ふたたび安田氏を批判する。

安田純平氏の解放。

自己責任だという声が出ているが、仮にそうであってもなくとも、国民が拉致拘束されれば日本国はどんな場合でも救出に動く。

紛争地域の現実を伝えるのは重要なこと。しかし、拘束されてしまった。政府は拘束された理由はどうであれ、国民を救うために動いた。

これが事実だが、安田氏のコメントを聞いて皆様はどうお感じになるだろうか>(以上「Blogos」より引用)


 安田氏の開放に関して批判と擁護との論調がネットにも溢れている。私は安田氏を批判した。今もその考えに変わりない。
 なぜならジャーナリストが現地へ赴かなければ「現状」は把握できない、という安田擁護の論調に賛同できないからだ。酷な言い方をすれば、安田氏は三年もシリア過激派に拘束されていたが、一体何が「取材」出来たというのだろうか。

 安田氏は克明に「捕虜日記」を書いているが、それがシリア情勢の「真相解明」に役立つというのだろうか。それとも「捕虜日記」を書いている間に、シリア難民の何人かが救われたとでもいうのだろうか。
 安田氏を拘束していたヌスリム武装戦線はいわばイスラム過激派の名を借りたギャングのようなものだ。嘘だと思うならイスラム教徒に「ヌスリム武装戦線」はイスラム教徒の仲間か、と聞いてみるが良い。

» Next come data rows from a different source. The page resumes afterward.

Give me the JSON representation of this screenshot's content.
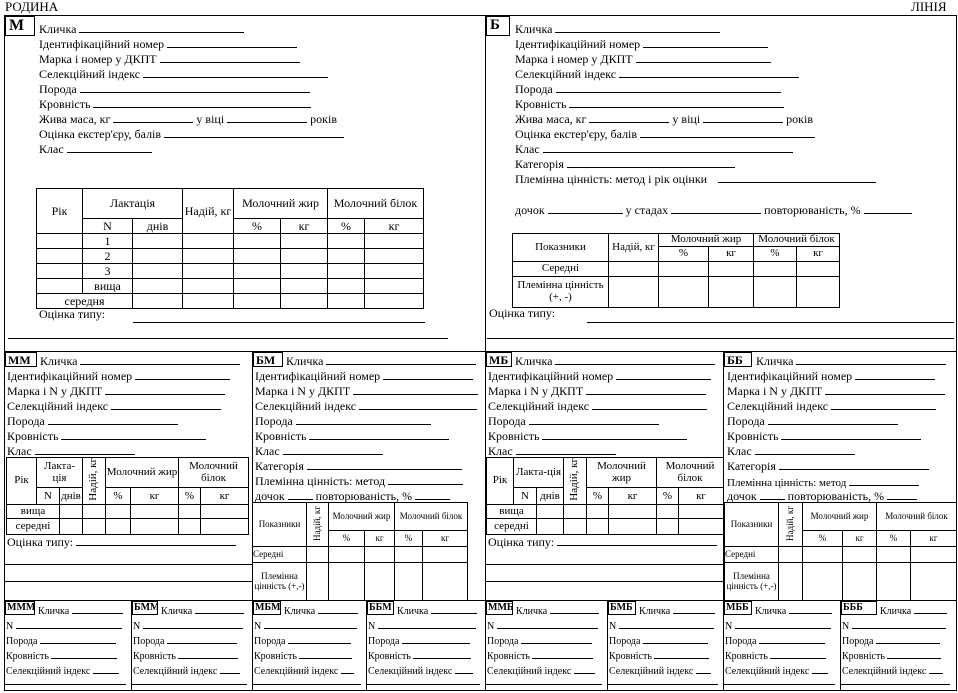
{
  "header": {
    "left": "РОДИНА",
    "right": "ЛІНІЯ"
  },
  "m": {
    "code": "М",
    "fields": [
      "Кличка",
      "Ідентифікаційний номер",
      "Марка і номер у ДКПТ",
      "Селекційний індекс",
      "Порода",
      "Кровність"
    ],
    "weight_label": "Жива маса, кг",
    "at_age": "у віці",
    "years": "років",
    "exterior": "Оцінка екстер'єру, балів",
    "class": "Клас",
    "table": {
      "year": "Рік",
      "lactation": "Лактація",
      "n": "N",
      "days": "днів",
      "yield": "Надій, кг",
      "fat": "Молочний жир",
      "protein": "Молочний білок",
      "pct": "%",
      "kg": "кг",
      "rows": [
        "1",
        "2",
        "3",
        "вища",
        "середня"
      ]
    },
    "type_score": "Оцінка типу:"
  },
  "b": {
    "code": "Б",
    "fields": [
      "Кличка",
      "Ідентифікаційний номер",
      "Марка і номер у ДКПТ",
      "Селекційний індекс",
      "Порода",
      "Кровність"
    ],
    "weight_label": "Жива маса, кг",
    "at_age": "у віці",
    "years": "років",
    "exterior": "Оцінка екстер'єру, балів",
    "class": "Клас",
    "category": "Категорія",
    "breeding_value": "Племінна цінність: метод і рік оцінки",
    "daughters": "дочок",
    "in_herds": "у стадах",
    "repeatability": "повторюваність, %",
    "table": {
      "indicators": "Показники",
      "yield": "Надій, кг",
      "fat": "Молочний жир",
      "protein": "Молочний білок",
      "pct": "%",
      "kg": "кг",
      "rows": [
        "Середні",
        "Племінна цінність (+, -)"
      ]
    },
    "type_score": "Оцінка типу:"
  },
  "mid": {
    "fields": [
      "Ідентифікаційний номер",
      "Марка і N у ДКПТ",
      "Селекційний індекс",
      "Порода",
      "Кровність",
      "Клас"
    ],
    "name": "Кличка",
    "female_codes": [
      "ММ",
      "МБ"
    ],
    "male_codes": [
      "БМ",
      "ББ"
    ],
    "category": "Категорія",
    "breeding_method": "Племінна цінність: метод",
    "daughters": "дочок",
    "repeatability": "повторюваність, %",
    "ltable": {
      "year": "Рік",
      "lactation": "Лакта-ція",
      "yield": "Надій, кг",
      "fat": "Молочний жир",
      "protein": "Молочний білок",
      "n": "N",
      "days": "днів",
      "pct": "%",
      "kg": "кг",
      "r1": "вища",
      "r2": "середні"
    },
    "btable": {
      "indicators": "Показники",
      "yield": "Надій, кг",
      "fat": "Молочний жир",
      "protein": "Молочний білок",
      "pct": "%",
      "kg": "кг",
      "r1": "Середні",
      "r2": "Племінна цінність (+,-)"
    },
    "type_score": "Оцінка типу:"
  },
  "bottom": {
    "codes": [
      "МММ",
      "БММ",
      "МБМ",
      "ББМ",
      "ММБ",
      "БМБ",
      "МББ",
      "БББ"
    ],
    "name": "Кличка",
    "fields": [
      "N",
      "Порода",
      "Кровність",
      "Селекційний індекс"
    ]
  }
}
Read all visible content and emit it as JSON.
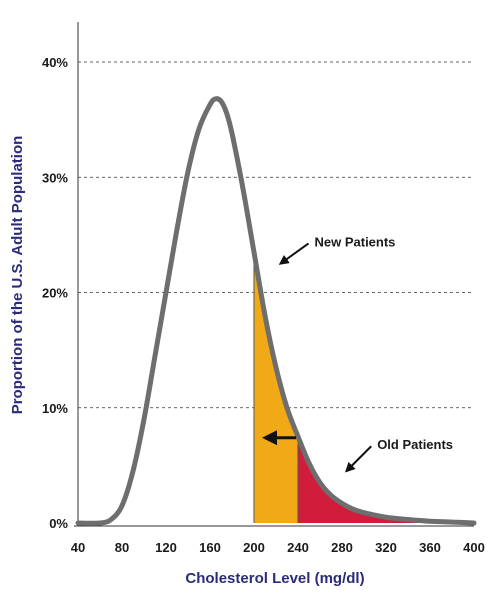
{
  "chart_data": {
    "type": "area",
    "title": "",
    "xlabel": "Cholesterol Level (mg/dl)",
    "ylabel": "Proportion of the U.S. Adult Population",
    "xlim": [
      40,
      400
    ],
    "ylim": [
      0,
      40
    ],
    "x_ticks": [
      "40",
      "80",
      "120",
      "160",
      "200",
      "240",
      "280",
      "320",
      "360",
      "400"
    ],
    "y_ticks": [
      "0%",
      "10%",
      "20%",
      "30%",
      "40%"
    ],
    "grid": "horizontal dashed",
    "curve": {
      "x": [
        40,
        60,
        70,
        80,
        90,
        100,
        110,
        120,
        130,
        140,
        150,
        160,
        165,
        170,
        175,
        180,
        190,
        200,
        210,
        220,
        230,
        240,
        250,
        260,
        270,
        280,
        290,
        300,
        320,
        340,
        360,
        380,
        400
      ],
      "y": [
        0,
        0,
        0.3,
        1.5,
        4.5,
        9,
        14.5,
        20,
        25.5,
        30.5,
        34.2,
        36.3,
        36.8,
        36.6,
        35.6,
        33.8,
        29,
        23.5,
        18,
        13.5,
        10,
        7.5,
        5.2,
        3.5,
        2.4,
        1.7,
        1.2,
        0.9,
        0.5,
        0.3,
        0.15,
        0.08,
        0
      ]
    },
    "regions": [
      {
        "name": "New Patients",
        "from": 200,
        "to": 240,
        "color": "#f2a918"
      },
      {
        "name": "Old Patients",
        "from": 240,
        "to": 400,
        "color": "#d11c3c"
      }
    ],
    "annotations": [
      {
        "text": "New Patients",
        "x": 255,
        "y": 24,
        "arrow_to": [
          224,
          22.5
        ]
      },
      {
        "text": "Old Patients",
        "x": 312,
        "y": 6.4,
        "arrow_to": [
          284,
          4.5
        ]
      }
    ],
    "shift_arrow": {
      "from": 240,
      "to": 210,
      "y": 7.4
    },
    "colors": {
      "curve": "#6e6e6e",
      "new_patients": "#f2a918",
      "old_patients": "#d11c3c",
      "axis_text": "#2b2b7a"
    }
  }
}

 アサド独裁政権がシリア国民に圧制を敷いていたのは間違いない。しかしシリアを纏めるには独裁政権も必要な状況だったのかも知れない。一時とはいえISがシリア全土を制圧する勢いだったことに鑑みれば、独裁強権政治でなければ国家として纏まらないのかも知れない。
 あたかもフセインのイラクがそうであったかのように、民主主義国家日本の常識では図れないところがあるのだろう。シリアに安田氏が「現地取材」したところで、何が分かるというのだろうか。

 悲惨な「状況」は日本国内に幾らでもある。シリアくんだりに出掛けるまでもない。たとえば40才を過ぎたプータローを抱える高齢家族の悲惨さを想像したことがあるだろうか。
 ボケた配偶者を高齢化した配偶者がヨボヨボと介護している老々介護の現状はシリア並みに悲惨だ。そうした地獄絵図は海外へ出掛けるまでもない、国内でいくらでも取材できる。安田氏はシリアまで出掛けて、何を取材したかったのだろうか。

 「現地へ行かなければ何もわからない」という言葉は自己満足に過ぎない。所詮は行動を共にする「片側だけの」目で相手と全体を理解するしかないのだ。それが個々人のジャーナリストとしての限界だ。
 なぜシリアのことを伝えるシリア人ジャーナリストが全世界へ配信しないのだろうか。アサド政権が軍事的に制圧したいクルド人地域の争いがソモソモシリア紛争の原点だ。そこへギャングのISとヌスリムが参戦したに過ぎない。

 そアサド政権に死の商人のロシアが付いて、果てしない戦争に陥っている。ただ最近になってアサド政権を後押しするロシアと反アサド政権を支援するトルコとの間に話がついて、戦争を終結させようとする機運が高まっている。
 それはヌスリム政権を推すトルコにとって絶好機ではない。しかしロシアは経済制裁の最中で、これ以上アサド政権を支援する「財力」はない。ヌスリム武装集団を支援していたトルコも国内に厭戦気分が蔓延している。ロシアとトルコが手打ちすればサダト政権軍と不スリム軍事同盟も手打ちするしかない。

 安田氏が救出されたのは政府軍とテロ集団とのわずかな「雪解け」を期待してのことだった。このブログでも書いたが、ヌスリム武装戦線は体の良い「ギャング」に他ならない。人質は金儲けの手段に過ぎない。
 そうした地へノコノコと出掛けて捕虜になるのも「報道の自由」だというから笑うしかない。ギャングにとっては「火に入る夏の虫」といったところだろう。身代金は彼らにとってビジネスだ。だから安田氏は殺害されなかったのだ。

 紛争地へ入らなければ「起きていることをリアルタイムで知ることは出来ない。しかし彼が知った世界がシリア全体の一部でしかないことを理解しておくべきだ。
 ジャーナリストがジャーナリスト擁護しまくって本当に安田氏はシリアへ入ったことで良好な取材が出来たか否かは疑問だ。なぜ安田氏はシリア領内へ入り込まず、北京ダックのように一羽丸ごと調理するとは思っていなかっただろう。しかし、それがシリア流だ。五度も囚われた安田氏は紛争地の取材に向かないジャーナリストのようだ。